Why generic reports often fall short
Support Coordinators and families are often under pressure to gather evidence quickly, especially when a participant’s home supports are no longer matching their clinical needs. The temptation is to use a short template and hope it covers enough. Sometimes that works for straightforward situations. For complex presentations, it usually does not.
A generic report may mention pads, accidents, and assistance with toileting, but miss the key details that explain risk. It may not describe why one-person support is no longer safe, why support worker training is necessary, or how poor bowel management is affecting skin integrity and behaviour. Without that level of detail, the plan for daily care stays vague and everyone around the participant is left guessing.
Clear reports for Support Coordinators should help answer practical questions. What does the participant need each day? What can support workers safely do? What requires nursing oversight? What needs medical follow-up? What changes are recent, and what has been tried already? Those details matter more than polished wording.
When to refer for a nurse-led continence assessment
Referral is usually appropriate when continence issues are affecting safety, dignity, skin, health stability, or the reliability of care routines in the home. That includes repeated leakage despite current products, constipation affecting function, frequent UTIs, catheter-related concerns, bowel accidents, moisture lesions, pressure injury risk, staff uncertainty, or a recent change in the participant’s condition.

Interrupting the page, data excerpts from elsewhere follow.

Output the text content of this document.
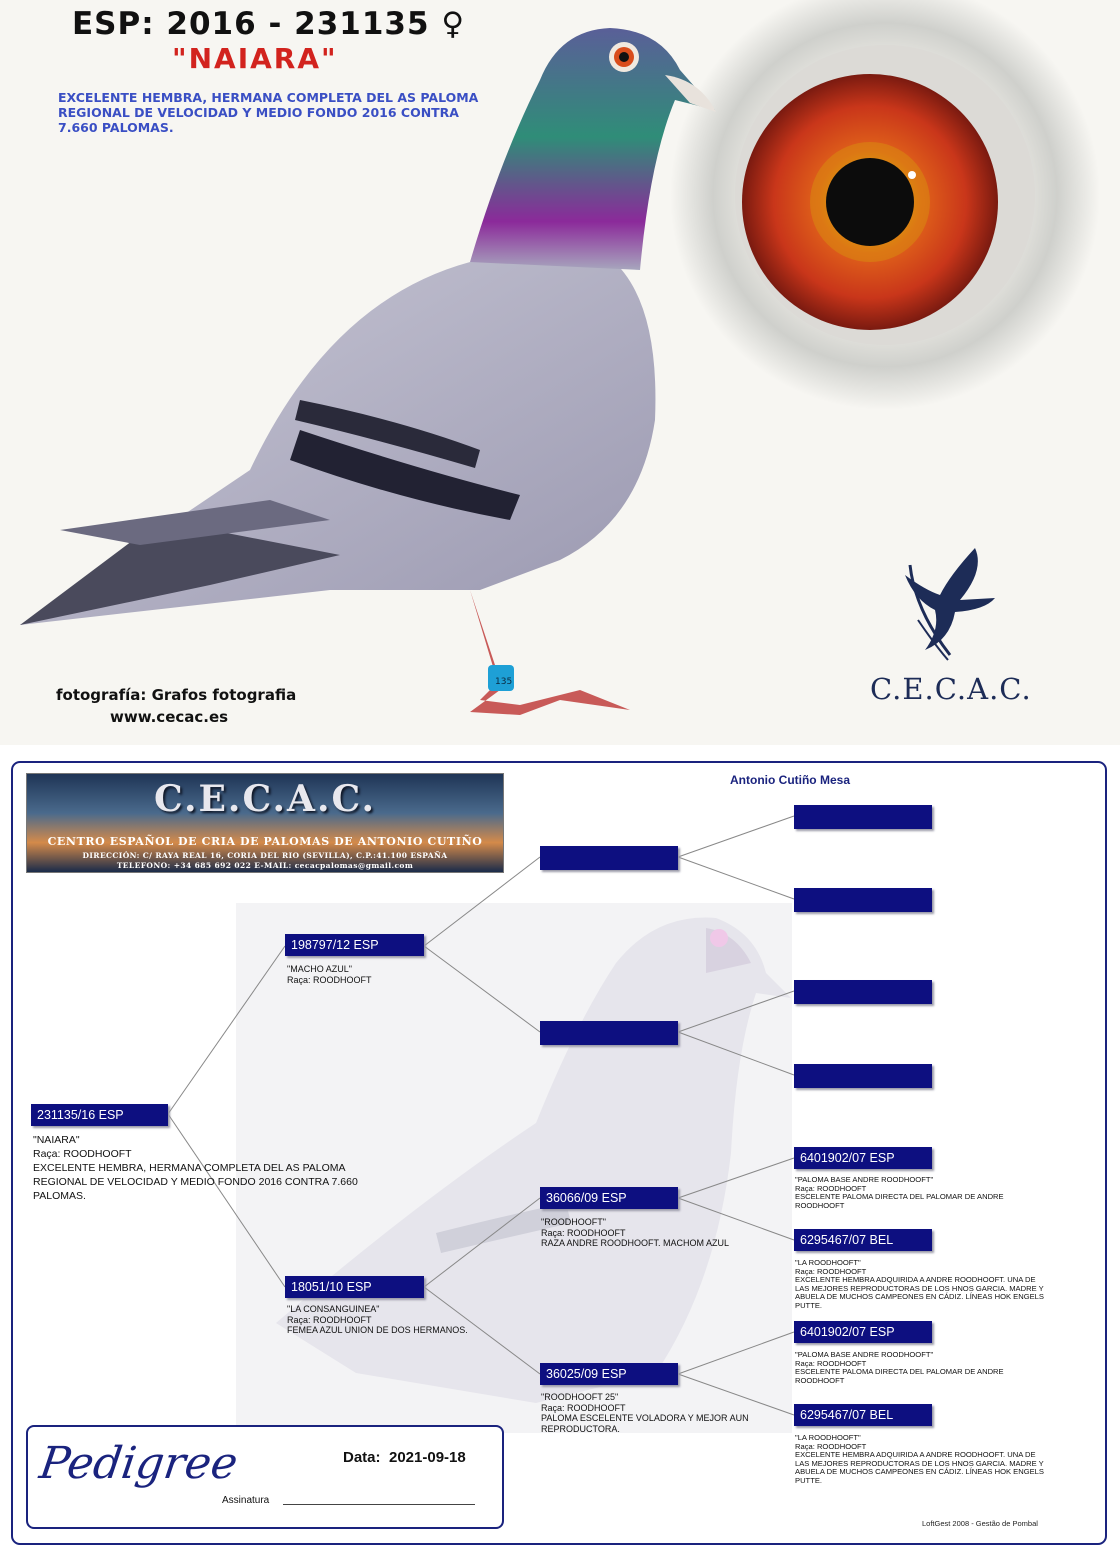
135
ESP: 2016 - 231135 ♀
"NAIARA"
EXCELENTE HEMBRA, HERMANA COMPLETA DEL AS PALOMA REGIONAL DE VELOCIDAD Y MEDIO FONDO 2016 CONTRA 7.660 PALOMAS.
fotografía: Grafos fotografia
www.cecac.es
C.E.C.A.C.
Antonio Cutiño Mesa
C.E.C.A.C.
CENTRO ESPAÑOL DE CRIA DE PALOMAS DE ANTONIO CUTIÑO
DIRECCIÓN: C/ RAYA REAL 16, CORIA DEL RIO (SEVILLA), C.P.:41.100 ESPAÑA
TELEFONO: +34 685 692 022 E-MAIL: cecacpalomas@gmail.com
231135/16 ESP
"NAIARA"
Raça: ROODHOOFT
EXCELENTE HEMBRA, HERMANA COMPLETA DEL AS PALOMA REGIONAL DE VELOCIDAD Y MEDIO FONDO 2016 CONTRA 7.660 PALOMAS.
198797/12 ESP
"MACHO AZUL"
Raça: ROODHOOFT
18051/10 ESP
"LA CONSANGUINEA"
Raça: ROODHOOFT
FEMEA AZUL UNION DE DOS HERMANOS.
36066/09 ESP
"ROODHOOFT"
Raça: ROODHOOFT
RAZA ANDRE ROODHOOFT. MACHOM AZUL
36025/09 ESP
"ROODHOOFT 25"
Raça: ROODHOOFT
PALOMA ESCELENTE VOLADORA Y MEJOR AUN REPRODUCTORA.
6401902/07 ESP
"PALOMA BASE ANDRE ROODHOOFT"
Raça: ROODHOOFT
ESCELENTE PALOMA DIRECTA DEL PALOMAR DE ANDRE ROODHOOFT
6295467/07 BEL
"LA ROODHOOFT"
Raça: ROODHOOFT
EXCELENTE HEMBRA ADQUIRIDA A ANDRE ROODHOOFT. UNA DE LAS MEJORES REPRODUCTORAS DE LOS HNOS GARCIA. MADRE Y ABUELA DE MUCHOS CAMPEONES EN CÁDIZ. LÍNEAS HOK ENGELS PUTTE.
6401902/07 ESP
"PALOMA BASE ANDRE ROODHOOFT"
Raça: ROODHOOFT
ESCELENTE PALOMA DIRECTA DEL PALOMAR DE ANDRE ROODHOOFT
6295467/07 BEL
"LA ROODHOOFT"
Raça: ROODHOOFT
EXCELENTE HEMBRA ADQUIRIDA A ANDRE ROODHOOFT. UNA DE LAS MEJORES REPRODUCTORAS DE LOS HNOS GARCIA. MADRE Y ABUELA DE MUCHOS CAMPEONES EN CÁDIZ. LÍNEAS HOK ENGELS PUTTE.
Pedigree	Data: 2021-09-18
Assinatura
LoftGest 2008 - Gestão de Pombal
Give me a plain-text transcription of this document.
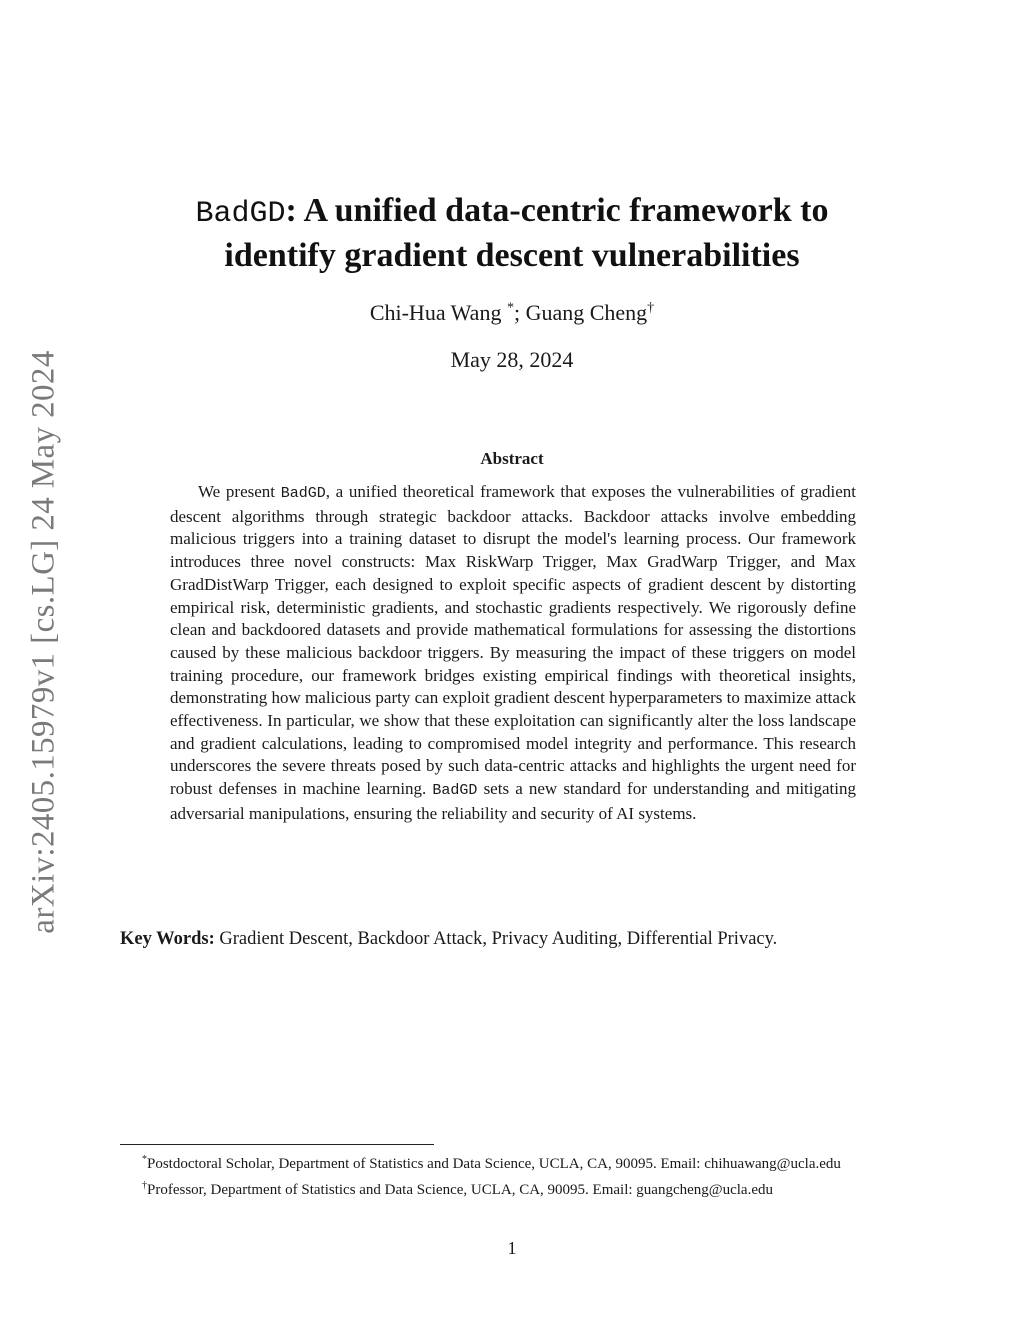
arXiv:2405.15979v1 [cs.LG] 24 May 2024
BadGD: A unified data-centric framework to
identify gradient descent vulnerabilities
Chi-Hua Wang *; Guang Cheng†
May 28, 2024
Abstract

We present BadGD, a unified theoretical framework that exposes the vulnerabilities of gradient descent algorithms through strategic backdoor attacks. Backdoor attacks involve embedding malicious triggers into a training dataset to disrupt the model's learning process. Our framework introduces three novel constructs: Max RiskWarp Trigger, Max GradWarp Trigger, and Max GradDistWarp Trigger, each designed to exploit specific aspects of gradient descent by distorting empirical risk, deterministic gradients, and stochastic gradients respectively. We rigorously define clean and backdoored datasets and provide mathematical formulations for assessing the distortions caused by these malicious backdoor triggers. By measuring the impact of these triggers on model training procedure, our framework bridges existing empirical findings with theoretical insights, demonstrating how malicious party can exploit gradient descent hyperparameters to maximize attack effectiveness. In particular, we show that these exploitation can significantly alter the loss landscape and gradient calculations, leading to compromised model integrity and performance. This research underscores the severe threats posed by such data-centric attacks and highlights the urgent need for robust defenses in machine learning. BadGD sets a new standard for understanding and mitigating adversarial manipulations, ensuring the reliability and security of AI systems.

Key Words: Gradient Descent, Backdoor Attack, Privacy Auditing, Differential Privacy.

*Postdoctoral Scholar, Department of Statistics and Data Science, UCLA, CA, 90095. Email: chihuawang@ucla.edu

†Professor, Department of Statistics and Data Science, UCLA, CA, 90095. Email: guangcheng@ucla.edu

1
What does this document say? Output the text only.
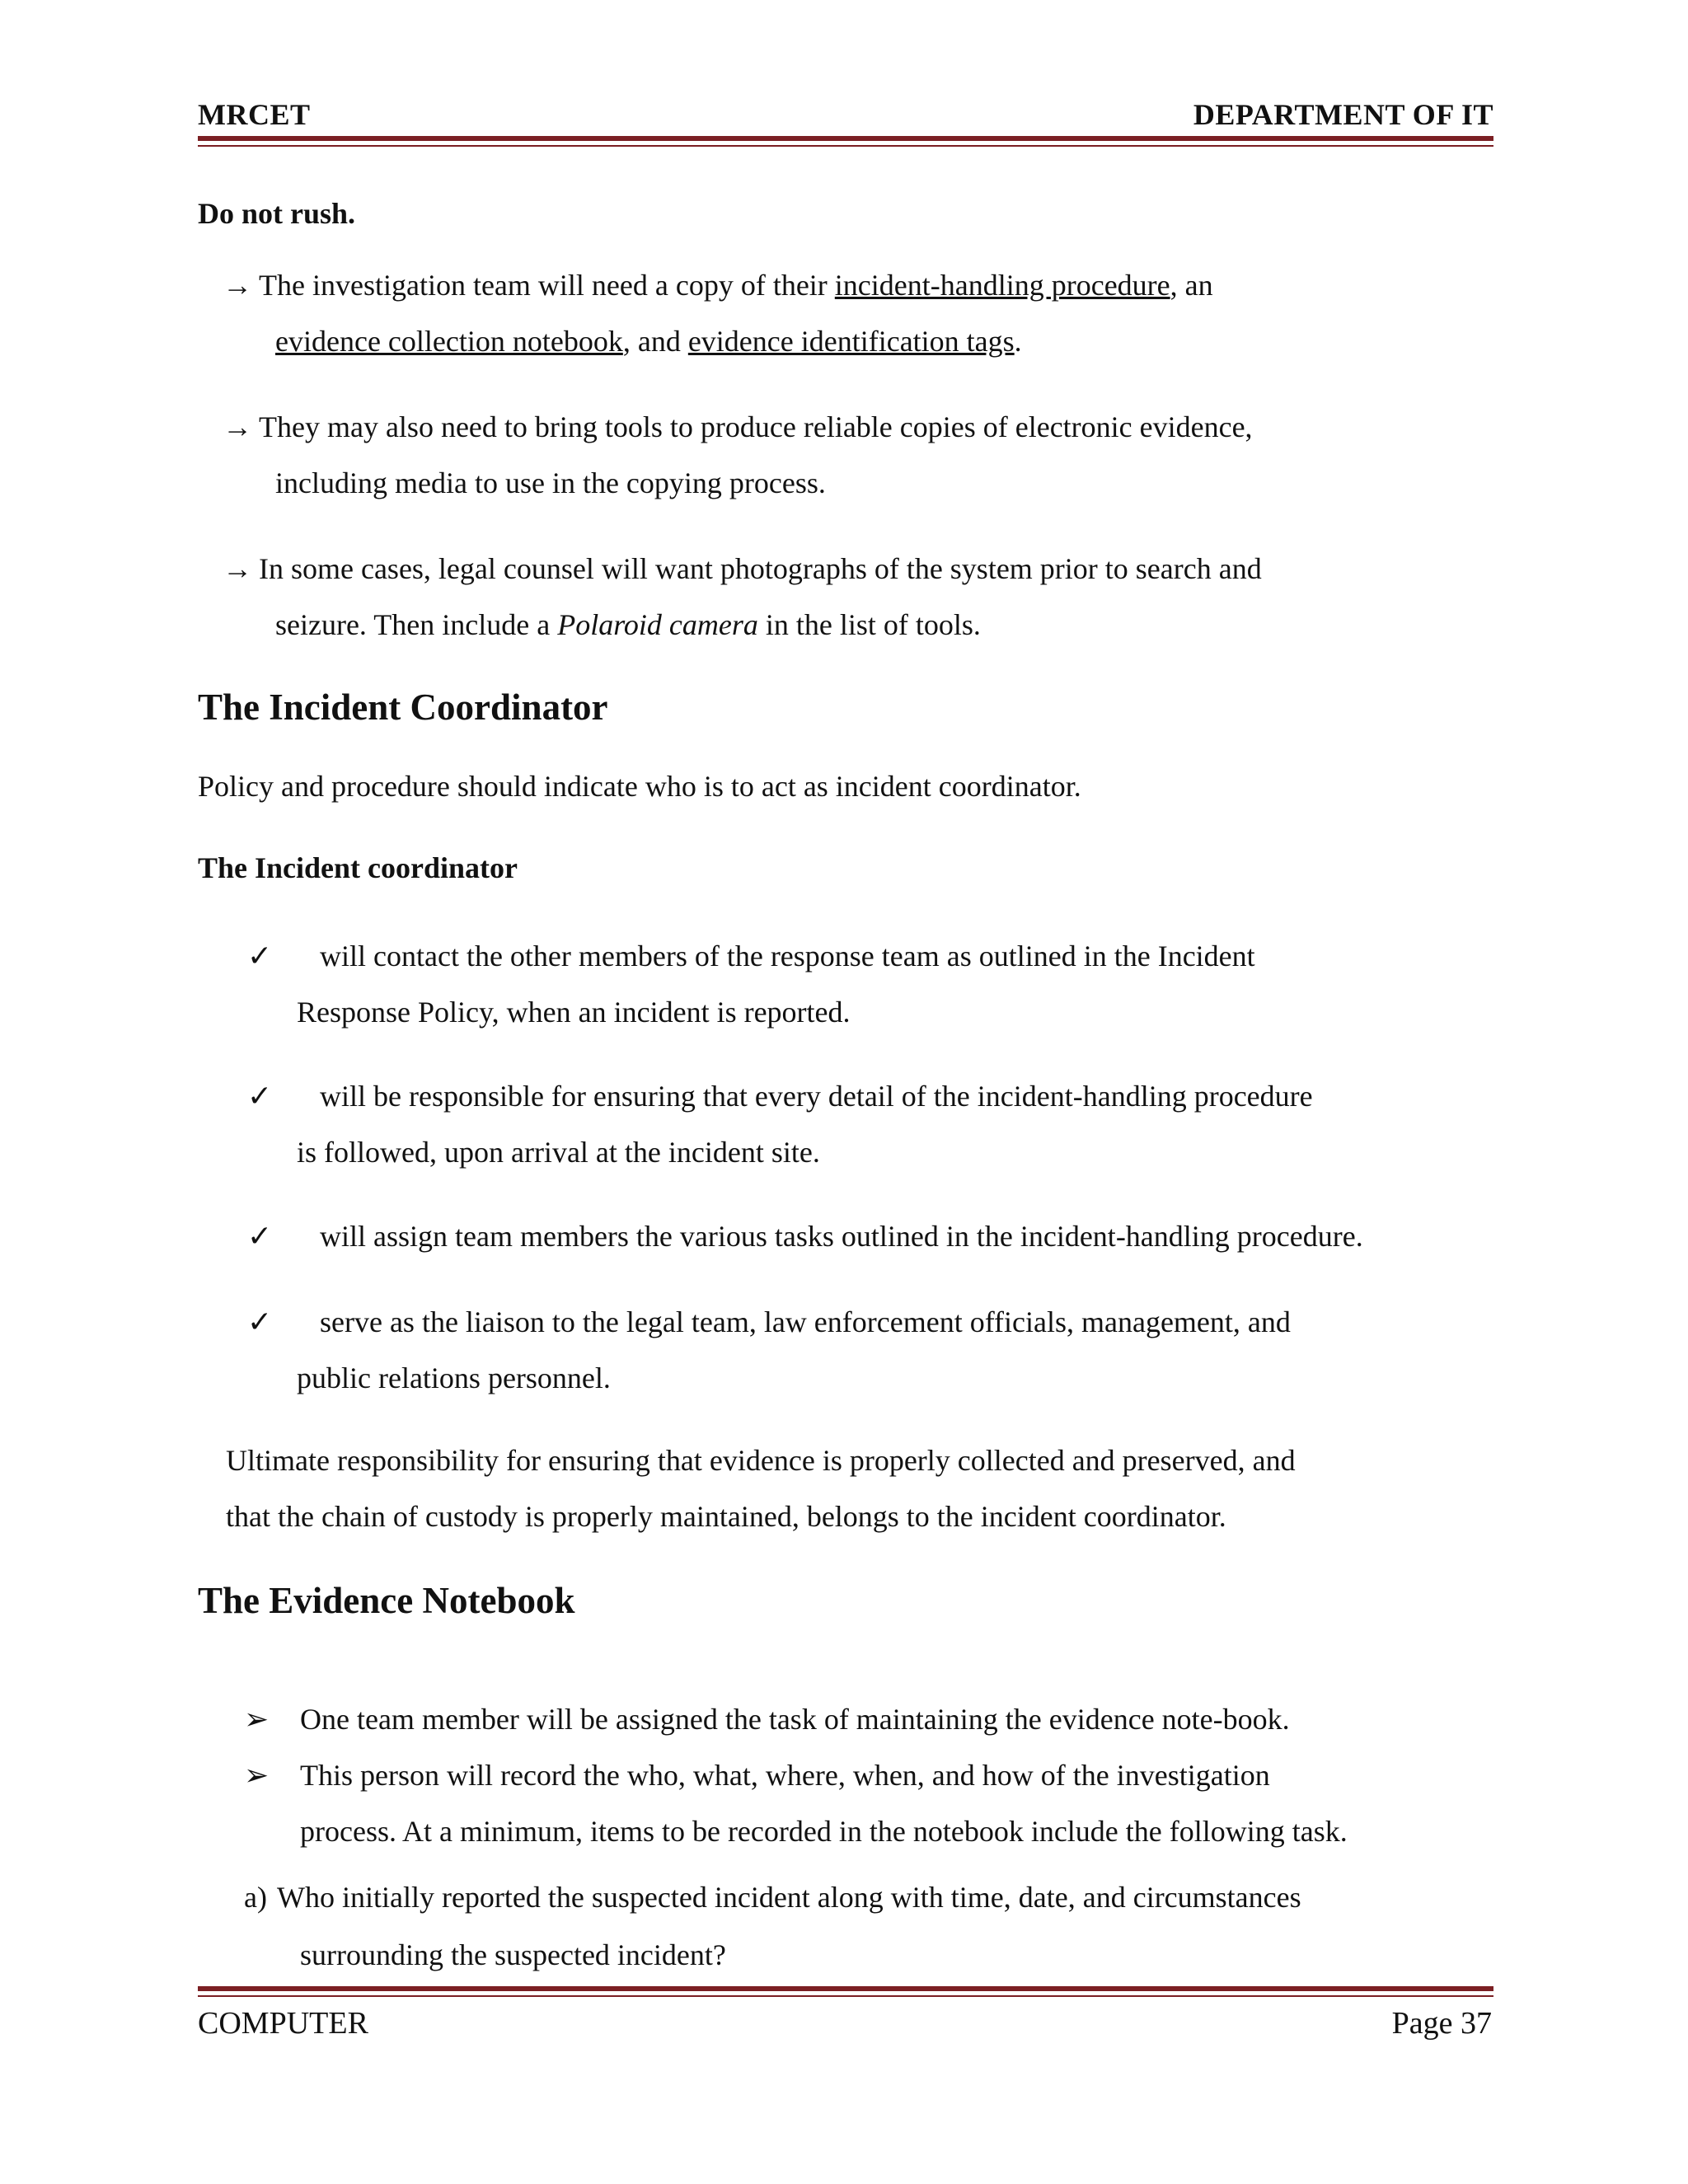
MRCET	DEPARTMENT OF IT
Do not rush.
→ The investigation team will need a copy of their incident-handling procedure, an
evidence collection notebook, and evidence identification tags.
→ They may also need to bring tools to produce reliable copies of electronic evidence,
including media to use in the copying process.
→ In some cases, legal counsel will want photographs of the system prior to search and
seizure. Then include a Polaroid camera in the list of tools.
The Incident Coordinator
Policy and procedure should indicate who is to act as incident coordinator.
The Incident coordinator
✓ will contact the other members of the response team as outlined in the Incident
Response Policy, when an incident is reported.
✓ will be responsible for ensuring that every detail of the incident-handling procedure
is followed, upon arrival at the incident site.
✓ will assign team members the various tasks outlined in the incident-handling procedure.
✓ serve as the liaison to the legal team, law enforcement officials, management, and
public relations personnel.
Ultimate responsibility for ensuring that evidence is properly collected and preserved, and
that the chain of custody is properly maintained, belongs to the incident coordinator.
The Evidence Notebook
➢ One team member will be assigned the task of maintaining the evidence note-book.
➢ This person will record the who, what, where, when, and how of the investigation
process. At a minimum, items to be recorded in the notebook include the following task.
a) Who initially reported the suspected incident along with time, date, and circumstances
surrounding the suspected incident?
COMPUTER	Page 37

It is also worth referring when different team members are reporting different things. If family, support workers, and allied health have conflicting views about what is happening, a practical nursing assessment can bring the picture together. The same applies when support worker organisations need clear guidance and clinical oversight to implement high-intensity or more complex bowel and bladder care safely.
What helps before onboarding
The strongest assessments usually happen when the nurse receives useful background information early. A recent hospital discharge summary, medication list, existing continence charts, wound notes, catheter history, bowel routine, incident reports, and any previous nursing documentation can all help. So can practical details such as who provides daily supports, what shifts are in place, and whether the participant can reliably communicate pain, urgency, or discomfort.
Even when not all information is available, it is still possible to start. The key is to document clearly what has been observed, what has been reported, and where further clarification is needed.
The value of practical nursing assessments
The best continence reports do not overcomplicate the issue. They take a sensitive topic and turn it into a clear care pathway. That might include a nursing care plan, staff education, escalation advice, product guidance, bowel and bladder monitoring, or evidence for a plan review when needs have increased.
For families, this brings reassurance that someone has looked properly at the problem. For Support Coordinators, it provides documentation that is clinically grounded and usable. For support workers, it creates safer routines instead of guesswork. Most importantly, for the participant, it supports safe, dignity-focused care that fits real life at home.
In Adelaide, nurse-led services such as Compassion Wings are often brought in when continence issues are no longer minor and the risks around skin, infection, mobility, or support worker practice are starting to build. That is usually the right time to act. Waiting until there is a hospital presentation, a pressure injury, or a complete breakdown of routines only makes the work harder.
A useful continence assessment should leave everyone clearer about what happens next. If the report does that, it is doing its job.